Quelles sont, en substance, les conclusions du rapport des deux chercheurs ? Leur étude est axée sur le rapport entre une réduction du déficit public et la croissance de l’économie. Les modèles utilisés par la troïka (BCE, UE, FMI), pour les programmes d’ajustement des pays qui utilisent l’Euro se basaient sur un multiplicateur tournant autour de 0,5 : autrement ils estimaient que chaque euro de coupe dans le déficit aurait impliqué une croissance mineure d’environ un demi point.
L’étude Blanchard-Leigh en conclut que « les multiplicateurs implicites dans les prévisions étaient sous-estimés, en moyenne, d’environ une unité ».
On comprend que passer d’un multiplicateur 0,50 à un multiplicateur 1,5 est lourd de conséquence. Cela signifie que lorsqu’on retire un euro dans un budget, la croissance subit une dépression majeure. Une erreur de prévision importante qui a des conséquences dramatiques.
Pour expliquer la bévue, Olivier Blanchard dresse la liste des divers facteurs extraordinaires de la Grande Récession : des taux d’intérêt déjà proches du zéro, et donc impossibilité d’équilibrer l’action fiscale avec la politique monétaire; un système financier inefficace, qui a fait que les biens consommés dépendaient beaucoup plus du revenu actuel que du revenu futur; la présence de larges ressources inutilisées; et la synchronisation continentale des politiques d’ajustement.
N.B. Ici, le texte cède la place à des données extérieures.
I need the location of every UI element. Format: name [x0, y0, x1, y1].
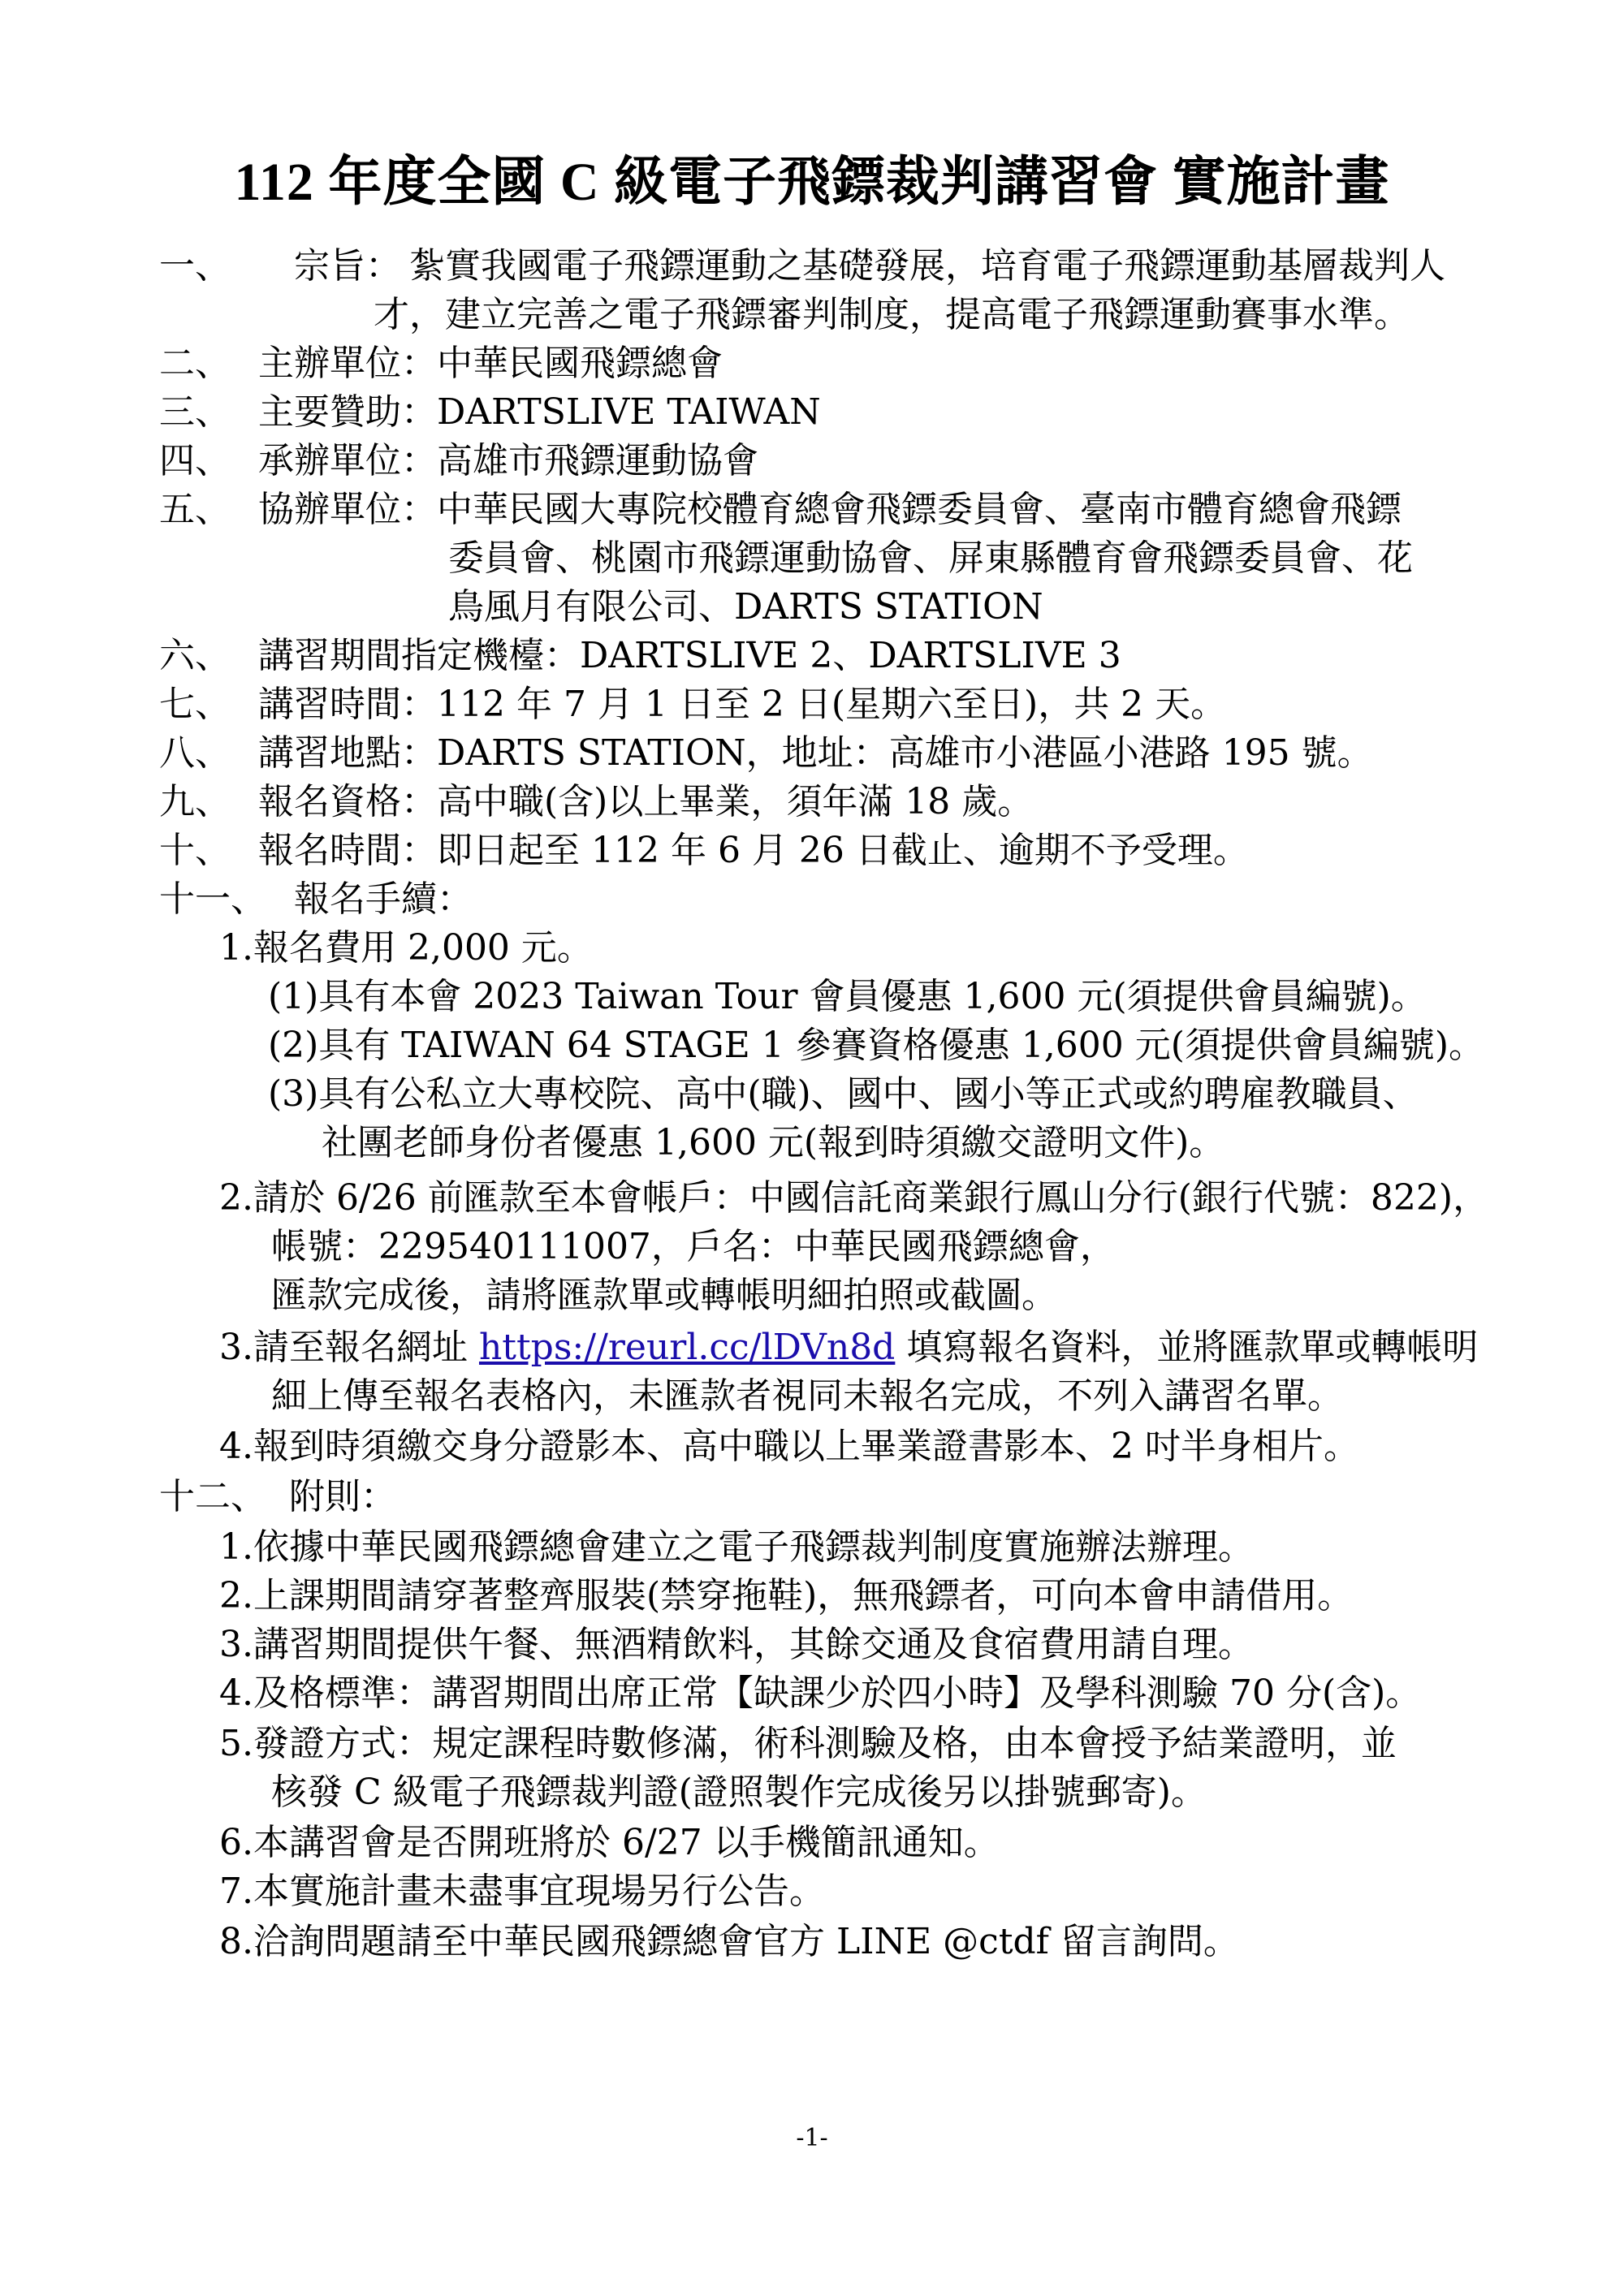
section-12-item-7: 7.本實施計畫未盡事宜現場另行公告。: [219, 1871, 825, 1912]
section-11-item-3-line-1: [219, 1323, 1478, 1372]
registration-link[interactable]: https://reurl.cc/lDVn8d: [478, 1327, 896, 1368]
section-12-item-5-line-2: 核發 C 級電子飛鏢裁判證(證照製作完成後另以掛號郵寄)。: [271, 1772, 1207, 1813]
section-12-item-5-line-1: 5.發證方式：規定課程時數修滿，術科測驗及格，由本會授予結業證明，並: [219, 1723, 1397, 1764]
section-5-text-line-2: 委員會、桃園市飛鏢運動協會、屏東縣體育會飛鏢委員會、花: [448, 537, 1413, 579]
section-5-number: 五、: [159, 489, 231, 530]
section-12-item-6: 6.本講習會是否開班將於 6/27 以手機簡訊通知。: [219, 1822, 1000, 1863]
section-4-number: 四、: [159, 440, 231, 481]
section-11-item-1-sub-1: (1)具有本會 2023 Taiwan Tour 會員優惠 1,600 元(須提供會員編號)。: [268, 976, 1427, 1017]
section-2-number: 二、: [159, 343, 231, 384]
section-9-text: 報名資格：高中職(含)以上畢業，須年滿 18 歲。: [258, 781, 1034, 822]
section-9-number: 九、: [159, 781, 231, 822]
section-11-item-2-line-1: 2.請於 6/26 前匯款至本會帳戶：中國信託商業銀行鳳山分行(銀行代號：822)，: [219, 1177, 1489, 1219]
section-5-text-line-3: 鳥風月有限公司、DARTS STATION: [448, 586, 1043, 628]
section-12-item-4: 4.及格標準：講習期間出席正常【缺課少於四小時】及學科測驗 70 分(含)。: [219, 1672, 1422, 1714]
section-1-label: 宗旨：: [294, 245, 401, 287]
section-1-text-line-2: 才，建立完善之電子飛鏢審判制度，提高電子飛鏢運動賽事水準。: [374, 294, 1410, 335]
section-12-number: 十二、: [159, 1476, 266, 1517]
section-11-item-3-line-2: 細上傳至報名表格內，未匯款者視同未報名完成，不列入講習名單。: [271, 1375, 1343, 1417]
section-6-text: 講習期間指定機檯：DARTSLIVE 2、DARTSLIVE 3: [258, 635, 1121, 676]
section-7-text: 講習時間：112 年 7 月 1 日至 2 日(星期六至日)，共 2 天。: [258, 684, 1227, 725]
section-11-item-1: 1.報名費用 2,000 元。: [219, 927, 593, 969]
section-5-text-line-1: 協辦單位：中華民國大專院校體育總會飛鏢委員會、臺南市體育總會飛鏢: [258, 489, 1402, 530]
section-11-item-3-suffix: 填寫報名資料，並將匯款單或轉帳明: [895, 1327, 1479, 1368]
section-7-number: 七、: [159, 684, 231, 725]
section-2-text: 主辦單位：中華民國飛鏢總會: [258, 343, 723, 384]
section-8-number: 八、: [159, 732, 231, 774]
section-3-number: 三、: [159, 391, 231, 433]
section-4-text: 承辦單位：高雄市飛鏢運動協會: [258, 440, 758, 481]
section-12-item-8: 8.洽詢問題請至中華民國飛鏢總會官方 LINE @ctdf 留言詢問。: [219, 1921, 1239, 1962]
page-title: 112 年度全國 C 級電子飛鏢裁判講習會 實施計畫: [234, 153, 1390, 212]
section-10-number: 十、: [159, 830, 231, 871]
section-11-item-3-prefix: 3.請至報名網址: [219, 1327, 479, 1368]
section-6-number: 六、: [159, 635, 231, 676]
section-10-text: 報名時間：即日起至 112 年 6 月 26 日截止、逾期不予受理。: [258, 830, 1249, 871]
section-1-text-line-1: 紮實我國電子飛鏢運動之基礎發展，培育電子飛鏢運動基層裁判人: [409, 245, 1445, 287]
section-11-label: 報名手續：: [294, 878, 473, 920]
page-number: -1-: [796, 2124, 828, 2152]
section-11-item-1-sub-3-line-2: 社團老師身份者優惠 1,600 元(報到時須繳交證明文件)。: [322, 1122, 1225, 1163]
section-12-item-2: 2.上課期間請穿著整齊服裝(禁穿拖鞋)，無飛鏢者，可向本會申請借用。: [219, 1575, 1354, 1616]
section-11-item-4: 4.報到時須繳交身分證影本、高中職以上畢業證書影本、2 吋半身相片。: [219, 1426, 1359, 1467]
section-11-number: 十一、: [159, 878, 266, 920]
section-12-item-1: 1.依據中華民國飛鏢總會建立之電子飛鏢裁判制度實施辦法辦理。: [219, 1526, 1254, 1568]
section-3-text: 主要贊助：DARTSLIVE TAIWAN: [258, 391, 821, 433]
section-12-label: 附則：: [289, 1476, 396, 1517]
section-11-item-2-line-2: 帳號：229540111007，戶名：中華民國飛鏢總會，: [271, 1226, 1116, 1267]
section-11-item-1-sub-3-line-1: (3)具有公私立大專校院、高中(職)、國中、國小等正式或約聘雇教職員、: [268, 1073, 1419, 1115]
section-12-item-3: 3.講習期間提供午餐、無酒精飲料，其餘交通及食宿費用請自理。: [219, 1624, 1254, 1665]
section-1-number: 一、: [159, 245, 231, 287]
section-11-item-2-line-3: 匯款完成後，請將匯款單或轉帳明細拍照或截圖。: [271, 1275, 1057, 1316]
section-8-text: 講習地點：DARTS STATION，地址：高雄市小港區小港路 195 號。: [258, 732, 1373, 774]
section-11-item-1-sub-2: (2)具有 TAIWAN 64 STAGE 1 參賽資格優惠 1,600 元(須提供會員編號)。: [268, 1025, 1485, 1066]
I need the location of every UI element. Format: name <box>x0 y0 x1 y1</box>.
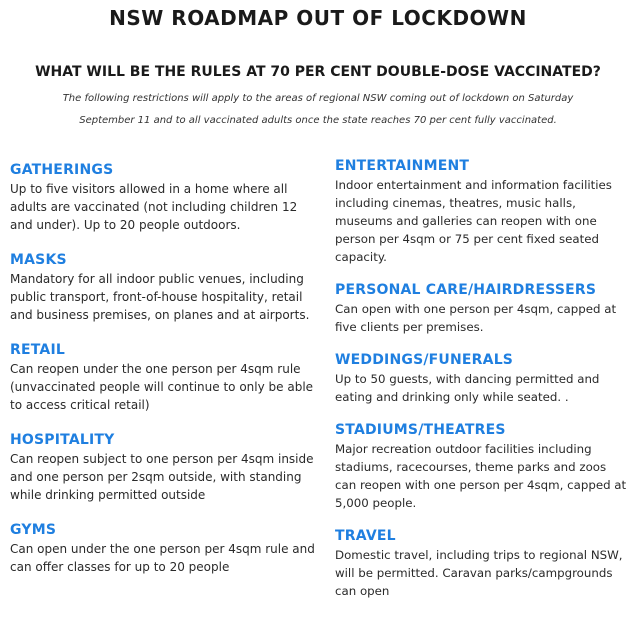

Tous des facteurs propres à la crise de l’Euro qui ont annulé les estimations faites par les multiplicateurs en vigueur.
L’admission de cette erreur donnerait donc raison à tous ceux qui, y compris chez nous, sont contre les politiques d’ajustement ? Certainement pas.
Le problème de l’ajustement des comptes publics reste essentiel pour la quasi totalité des économies avancées. Ce qu’il faut trouver c’est un rythme d’assainissement approprié et durable.
En d’autres mots, il faut un nouvel assainissement des comptes publics qui marche à l’allure d’un marathon et non d’une compétition sur un cent mètres. De cette prise de conscience, le FMI s’en est fait le porte-parole au sein même de la troïka, à condition qu’il y ait des programmes de rentrée crédible à moyen terme.
Que signifie tout cela pour l’Italie? On se rappelle que le FMI avait déjà jugé que le rythme de correction prévu pour 2012-2013 était « approprié », s’appuyant sur des objectifs structurels (corrigés par le cycle), qui tiennent compte de l’avancée réelle de l’économie.
Mais il a largement critiqué la composition de ce nouvel assainissement, invoquant de plus grandes coupes dans les dépenses pour permettre entre autre une réduction de l’impôt sur le travail – qui est la vraie anomalie italienne. Sur l’IMU (taxe foncière), le FMI a demandé ce que son montant soit calculé sur la base des biens possédés. Il a aussi rappelé plusieurs fois à une meilleure utilisation du patrimoine public.
Voilà les vrais problèmes qui devront être affrontés par le prochain gouvernement », conclut Carmine Tabarro.